Suicide is having an increasing trend, and over the past three decades, there is a 6.7% increase in mortality due to suicide globally. Close to 1 million people die globally every year due to suicide, with approximately one suicide every 40 seconds. The low and middle-income countries (LMICs) cater to approximately 4/5th of global suicide.
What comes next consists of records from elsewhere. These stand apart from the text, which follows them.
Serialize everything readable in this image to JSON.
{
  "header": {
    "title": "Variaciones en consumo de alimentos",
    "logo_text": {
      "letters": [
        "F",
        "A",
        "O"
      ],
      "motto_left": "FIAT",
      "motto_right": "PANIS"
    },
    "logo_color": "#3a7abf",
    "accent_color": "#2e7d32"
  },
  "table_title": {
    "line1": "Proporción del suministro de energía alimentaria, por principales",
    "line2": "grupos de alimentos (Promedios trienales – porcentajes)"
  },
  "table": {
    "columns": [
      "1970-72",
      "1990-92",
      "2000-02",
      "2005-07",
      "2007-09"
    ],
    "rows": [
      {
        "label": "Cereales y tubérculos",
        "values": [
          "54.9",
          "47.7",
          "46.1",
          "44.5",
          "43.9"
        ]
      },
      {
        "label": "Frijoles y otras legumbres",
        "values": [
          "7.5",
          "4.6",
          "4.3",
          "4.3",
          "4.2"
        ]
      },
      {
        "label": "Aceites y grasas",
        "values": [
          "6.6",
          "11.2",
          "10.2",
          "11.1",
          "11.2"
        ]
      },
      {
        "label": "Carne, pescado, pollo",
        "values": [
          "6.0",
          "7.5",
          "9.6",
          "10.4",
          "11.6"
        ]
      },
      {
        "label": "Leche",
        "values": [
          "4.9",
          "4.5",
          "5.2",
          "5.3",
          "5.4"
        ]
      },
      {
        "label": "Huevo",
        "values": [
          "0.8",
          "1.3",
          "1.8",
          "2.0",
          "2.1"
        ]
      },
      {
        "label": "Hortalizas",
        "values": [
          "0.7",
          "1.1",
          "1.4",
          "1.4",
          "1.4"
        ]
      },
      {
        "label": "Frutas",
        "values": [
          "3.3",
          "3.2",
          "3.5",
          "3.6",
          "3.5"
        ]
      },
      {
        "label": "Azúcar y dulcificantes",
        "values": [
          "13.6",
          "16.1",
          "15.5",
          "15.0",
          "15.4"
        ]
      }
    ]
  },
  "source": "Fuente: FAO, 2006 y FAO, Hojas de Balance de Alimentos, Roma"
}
As per World Health Organization data, the third leading cause of death among adolescents (age between 15 to 19 years) is suicide. A study on adolescents in 32 LMICs concluded that violence, abuse, bullying, substance use (e.g., Alcohol), and loneliness to be the specific determinants of suicidal behavior among adolescents. Over the past decade, the United Kingdom reports an increasing suicide trend among young individuals. In the context of suicide, various risk factors (biological, psychological, social) have been implicated. Over the last few decades, more focus has been put on biological factors that cause suicide. Mental illnesses, especially the role of mood disorders in causing suicide among young people, are recognized as a strong predictor of suicide. Unfortunately, the biological factors may not attribute to the trend of suicide or explosive peaks of suicide; instead, the sudden peaks in suicidal behavior may be determined by several social determinants. The way suicide is being reported by media may further influence suicidal behavior. Sensational reporting by media triggers suicidal behavior in society (Werther effect), whereas responsible media reporting has a protective effect on suicidal behavior (Papageno effect). Media reporting about suicide has a modeling effect on society, which evokes imitation. People, mainly teenagers, identify themselves with the characters/individuals who committed suicide.